Like all true satirists, Swift was predominantly a moralist, one who chastises the vices and follies of mankind in the name of virtue and common sense. Throughout his writing, Swift constantly raised the question of whether the achievements of civilization - its advancing technology, its institutions, its refinement of manners - cannot be seen as complex forms of barbarism. With this theme in mind, Swift wrote what he is best known for: "A Tale of a Tub" (1704), "Gulliver's Travels" (1726), and "A Modest Proposal" (1729). Swift's most powerful and best-known piece dealing with the plight of the Irish is known as "A Modest Proposal." With this proposal he brought into view the economic and social evils that plagued eighteenth-century Ireland. "A Modest Proposal" is a grimly ironic letter of advice in which a public-spirited citizen suggests that economic conditions could be alleviated if the children of poor parents were used as delicacies for gentlemen's dinner tables.
"In a Nutshell"
"A Modest Proposal" is a satirical proposal written by Jonathan Swift for the purpose of exploiting very important socioeconomic issues in a subtle and comic way. It is a proposal for "preventing children of poor people in Ireland from being a burden to their parents or country and for making them beneficial to the public."

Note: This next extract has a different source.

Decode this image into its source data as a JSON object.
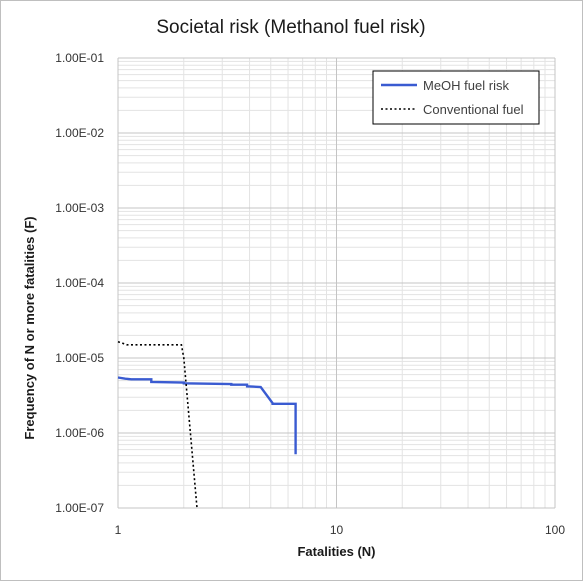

Swift begins his proposal by describing the sorts of morose settings a tourist would find himself in if ever he were to walk down the streets. From there, he skillfully includes computations he has made on the subjects of "breeders" and infants in order to support his ideas. Swift then casually exposes the core of his proposal which is to treat infants and young children like common livestock. They are to be bred, fed, then baked, broiled, sauted, what have you, to feed the upper class of England. If not for food, the children could also be used to make such leather fashion accessories such as gloves, purses, belts, etc. Although the idea of dining on an infant seems appalling, Swift rationalizes the situation by focusing on the positive aftermath: the number of Papists would be lessened; the lower class would have something of value in order to pay their bills; the nations stock would increase; the food (children) would become a symbol of fine dining; and it would be "a great inducement for marriage."
After stating his proposal, Swift politely excuses himself from it by mentioning that he has no children and his wife is past child-bearing stage. In other words, he found a way out of it. Clever guy.